Not every story in “Wild Tales” is evenly matched, and Szifron knows it. That’s why the shorts are ordered the way they are, to flag a little when the two-hour running time allows it, and to snap back into place for the thrilling conclusion. The long-term consequences of characters’ actions are unevenly distributed, but after all of the cathartic madness, it’s a welcome surprise that “Wild Tales” ends on a note of unexpected poignancy.

“White God”

Speaking of revenge fantasies, Hungarian director Kornél Mundruczó‘s “White God” leans more on the side of fantasy than “Wild Tales.” As a parable of blind oppression, however, it’s got a heavier, real-world context that makes it more disturbing. Think “Planet of the Apes” but with actual dogs rather than CGI apes, and you’re halfway there.

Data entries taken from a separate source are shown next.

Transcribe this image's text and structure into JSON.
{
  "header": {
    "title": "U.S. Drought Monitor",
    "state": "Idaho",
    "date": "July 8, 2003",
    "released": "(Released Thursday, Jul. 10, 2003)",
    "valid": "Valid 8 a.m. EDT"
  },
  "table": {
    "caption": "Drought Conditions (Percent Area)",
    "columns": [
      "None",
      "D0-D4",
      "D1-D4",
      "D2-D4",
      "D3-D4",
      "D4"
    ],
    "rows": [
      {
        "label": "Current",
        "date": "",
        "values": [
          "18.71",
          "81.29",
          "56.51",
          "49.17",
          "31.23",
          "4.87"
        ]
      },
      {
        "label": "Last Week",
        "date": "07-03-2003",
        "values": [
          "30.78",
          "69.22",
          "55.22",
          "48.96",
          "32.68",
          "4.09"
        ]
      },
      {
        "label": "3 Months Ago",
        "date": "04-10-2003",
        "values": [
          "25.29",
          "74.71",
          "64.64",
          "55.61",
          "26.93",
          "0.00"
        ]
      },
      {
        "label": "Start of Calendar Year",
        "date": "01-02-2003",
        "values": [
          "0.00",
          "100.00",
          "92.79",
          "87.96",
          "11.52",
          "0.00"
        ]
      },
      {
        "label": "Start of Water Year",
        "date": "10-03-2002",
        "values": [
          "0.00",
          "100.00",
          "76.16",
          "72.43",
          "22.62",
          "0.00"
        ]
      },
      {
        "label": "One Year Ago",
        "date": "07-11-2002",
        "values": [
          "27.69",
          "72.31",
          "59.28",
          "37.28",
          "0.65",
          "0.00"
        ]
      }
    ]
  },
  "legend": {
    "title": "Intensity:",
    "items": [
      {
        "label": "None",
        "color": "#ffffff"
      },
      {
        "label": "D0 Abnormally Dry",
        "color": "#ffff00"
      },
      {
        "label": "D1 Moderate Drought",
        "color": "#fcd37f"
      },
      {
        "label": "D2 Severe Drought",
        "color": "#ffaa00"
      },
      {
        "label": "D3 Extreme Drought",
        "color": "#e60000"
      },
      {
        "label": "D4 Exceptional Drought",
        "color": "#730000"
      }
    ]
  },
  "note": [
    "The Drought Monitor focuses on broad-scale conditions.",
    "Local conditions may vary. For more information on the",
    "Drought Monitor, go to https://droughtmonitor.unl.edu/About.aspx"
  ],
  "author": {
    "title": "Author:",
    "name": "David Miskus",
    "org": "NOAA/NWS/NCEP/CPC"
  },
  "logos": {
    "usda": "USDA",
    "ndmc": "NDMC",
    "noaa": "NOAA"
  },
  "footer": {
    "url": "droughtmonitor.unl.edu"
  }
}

“White God,” the 2014 Cannes Film Festival’s Un Certain Regard prize winner, which is playing at the Screenland Crossroads in Kansas City, works on two remarkable levels.

On one hand, there is the supreme technical achievement of Mundruczó, who embeds viewers in a dog’s point of view like nothing I’ve seen before. So effective are the low-angle perspectives and choice of shots that create the character of a mixed-breed dog named Hagen, that it’s easy to forget that your emotional connection involves a level of trickery that goes beyond mere “acting.”

Then there is the allegory. Sure, it’s a little heavy handed to replace an oppressed group of people with dogs — whom most of us will instantly sympathize with and whose one-dimensionality is part of their charm — but it makes its point about mindless zealots immediately.

For most of the movie, Mundruczó embeds us with Hagen’s experiences as a lost, stray dog, contrasting those with the story of Hagen’s former owner, a working-class schoolgirl (Zsófia Psotta). Using this allegory, it’s a nice twist to gradually see the underdog girl — who feels like an outcast at home and at school — effectively become the ruling class, and to see where that leads in the context of the fantastical story.

The ultimate success of this sometimes violent and disturbing film hinges on the ending, and boy does Mundruczó ever nail it. The sight of hundreds of dogs rampaging through an empty city is glimpsed in the beginning, but has new meaning by its conclusion. When it’s all said and done, “White God” delivers an indictment of both sides, and its one that, despite its canine (anti-?)heroes, rings with an undeniable sadness and human truth.